The letter from Stephen Spencer Ryde, sent to the Independent, has been retweeted more than 1,000 times since it was published on Friday.
I’m just an ordinary middle-aged Londoner.
I work in an office. I go to football. I like eating out. I enjoy the arts. I am a proud family man. I give up time for charity work. I try to be a decent contributing member of society. I pay my taxes honestly. But there appears to be something that sets me and my kind apart.

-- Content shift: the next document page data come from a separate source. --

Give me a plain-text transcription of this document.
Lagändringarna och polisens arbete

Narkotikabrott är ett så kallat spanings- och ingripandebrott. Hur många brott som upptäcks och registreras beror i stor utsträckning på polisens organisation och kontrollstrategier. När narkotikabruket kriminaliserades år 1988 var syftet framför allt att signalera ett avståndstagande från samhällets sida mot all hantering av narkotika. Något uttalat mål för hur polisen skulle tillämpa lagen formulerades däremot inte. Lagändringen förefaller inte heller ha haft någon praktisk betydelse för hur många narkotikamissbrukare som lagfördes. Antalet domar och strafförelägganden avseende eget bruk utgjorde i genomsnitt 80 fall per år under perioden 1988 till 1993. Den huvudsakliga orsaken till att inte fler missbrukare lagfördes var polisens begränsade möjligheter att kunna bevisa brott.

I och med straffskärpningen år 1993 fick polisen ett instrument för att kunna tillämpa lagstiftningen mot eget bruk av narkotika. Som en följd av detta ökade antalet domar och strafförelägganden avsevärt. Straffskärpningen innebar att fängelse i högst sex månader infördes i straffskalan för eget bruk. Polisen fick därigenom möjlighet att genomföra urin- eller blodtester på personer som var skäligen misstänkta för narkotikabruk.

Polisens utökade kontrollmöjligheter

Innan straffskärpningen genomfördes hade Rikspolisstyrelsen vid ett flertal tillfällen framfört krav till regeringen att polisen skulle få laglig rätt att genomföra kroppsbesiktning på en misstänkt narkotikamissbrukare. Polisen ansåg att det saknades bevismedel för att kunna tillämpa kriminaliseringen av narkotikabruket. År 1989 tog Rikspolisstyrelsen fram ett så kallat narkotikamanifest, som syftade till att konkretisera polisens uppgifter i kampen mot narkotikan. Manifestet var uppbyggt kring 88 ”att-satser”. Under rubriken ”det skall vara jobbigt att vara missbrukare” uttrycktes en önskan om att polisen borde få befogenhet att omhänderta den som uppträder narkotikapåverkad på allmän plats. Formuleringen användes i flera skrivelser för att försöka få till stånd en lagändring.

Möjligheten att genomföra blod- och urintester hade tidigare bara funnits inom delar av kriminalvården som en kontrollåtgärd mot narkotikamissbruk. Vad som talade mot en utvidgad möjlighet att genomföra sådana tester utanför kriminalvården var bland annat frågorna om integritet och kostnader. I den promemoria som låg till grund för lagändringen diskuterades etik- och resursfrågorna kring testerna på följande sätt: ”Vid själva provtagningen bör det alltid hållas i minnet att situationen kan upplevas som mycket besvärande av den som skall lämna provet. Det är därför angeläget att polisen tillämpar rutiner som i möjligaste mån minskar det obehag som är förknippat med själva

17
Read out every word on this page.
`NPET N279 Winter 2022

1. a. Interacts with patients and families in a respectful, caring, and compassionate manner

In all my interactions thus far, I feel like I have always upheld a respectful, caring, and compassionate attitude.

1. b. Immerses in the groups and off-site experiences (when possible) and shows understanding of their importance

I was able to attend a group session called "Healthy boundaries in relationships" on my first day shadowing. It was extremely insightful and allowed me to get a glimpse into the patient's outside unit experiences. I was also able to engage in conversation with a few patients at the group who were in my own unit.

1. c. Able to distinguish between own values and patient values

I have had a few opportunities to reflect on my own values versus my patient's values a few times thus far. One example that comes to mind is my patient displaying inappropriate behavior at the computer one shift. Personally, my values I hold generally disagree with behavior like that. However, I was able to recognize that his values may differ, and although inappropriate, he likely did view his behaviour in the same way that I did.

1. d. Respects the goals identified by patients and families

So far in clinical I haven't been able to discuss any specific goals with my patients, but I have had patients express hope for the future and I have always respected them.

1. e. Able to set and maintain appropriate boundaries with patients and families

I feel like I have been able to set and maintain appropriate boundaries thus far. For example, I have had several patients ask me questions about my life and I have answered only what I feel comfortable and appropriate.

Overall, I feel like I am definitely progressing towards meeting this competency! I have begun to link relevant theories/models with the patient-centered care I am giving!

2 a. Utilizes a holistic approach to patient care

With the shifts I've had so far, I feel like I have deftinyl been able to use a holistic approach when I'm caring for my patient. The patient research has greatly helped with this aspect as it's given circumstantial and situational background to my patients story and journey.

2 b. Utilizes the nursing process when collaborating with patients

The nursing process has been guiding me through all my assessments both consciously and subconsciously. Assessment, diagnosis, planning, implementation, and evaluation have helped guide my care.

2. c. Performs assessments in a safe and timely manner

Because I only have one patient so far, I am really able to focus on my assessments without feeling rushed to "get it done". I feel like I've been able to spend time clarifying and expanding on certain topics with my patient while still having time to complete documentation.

At park gates in East London a friend of mine gets told to f**k off for photographing a flag. At a pub in Bath my wife gets called scum when she mentions her background. In a student hall in Manchester a friend’s son is asked to leave as the specially prepared food he chose to eat is not permitted because it carries a label written in a language used by a country that is “banned” by the student union.
In Belfast a historic blue plaque is removed to deny part of my history. In theatres in Edinburgh and London I am told to denounce my opinions or lose the right to perform. A sportsman in Ireland tweets if he sees my kind he’ll punch us in the face and recommends others follow suit.
Protesters across the country show no shame in shouting that my historical persecutors were right and social media is rife with vitriol towards me (even from so-called friends). And in Bradford I’m told that I am not even permitted to enter the city.
What is this? Racism. Where is this? Britain and Ireland. When is this? Now. Who am I? I am a Jew.
Never again, we say, never again.
— Louis_442 (@louis_442) August 15, 2014
@ThegoodBuck Indeed. It's concerning that some are taking 'Boycott Israel' to mean 'enforce anti-Semitic segregation' in UK cities.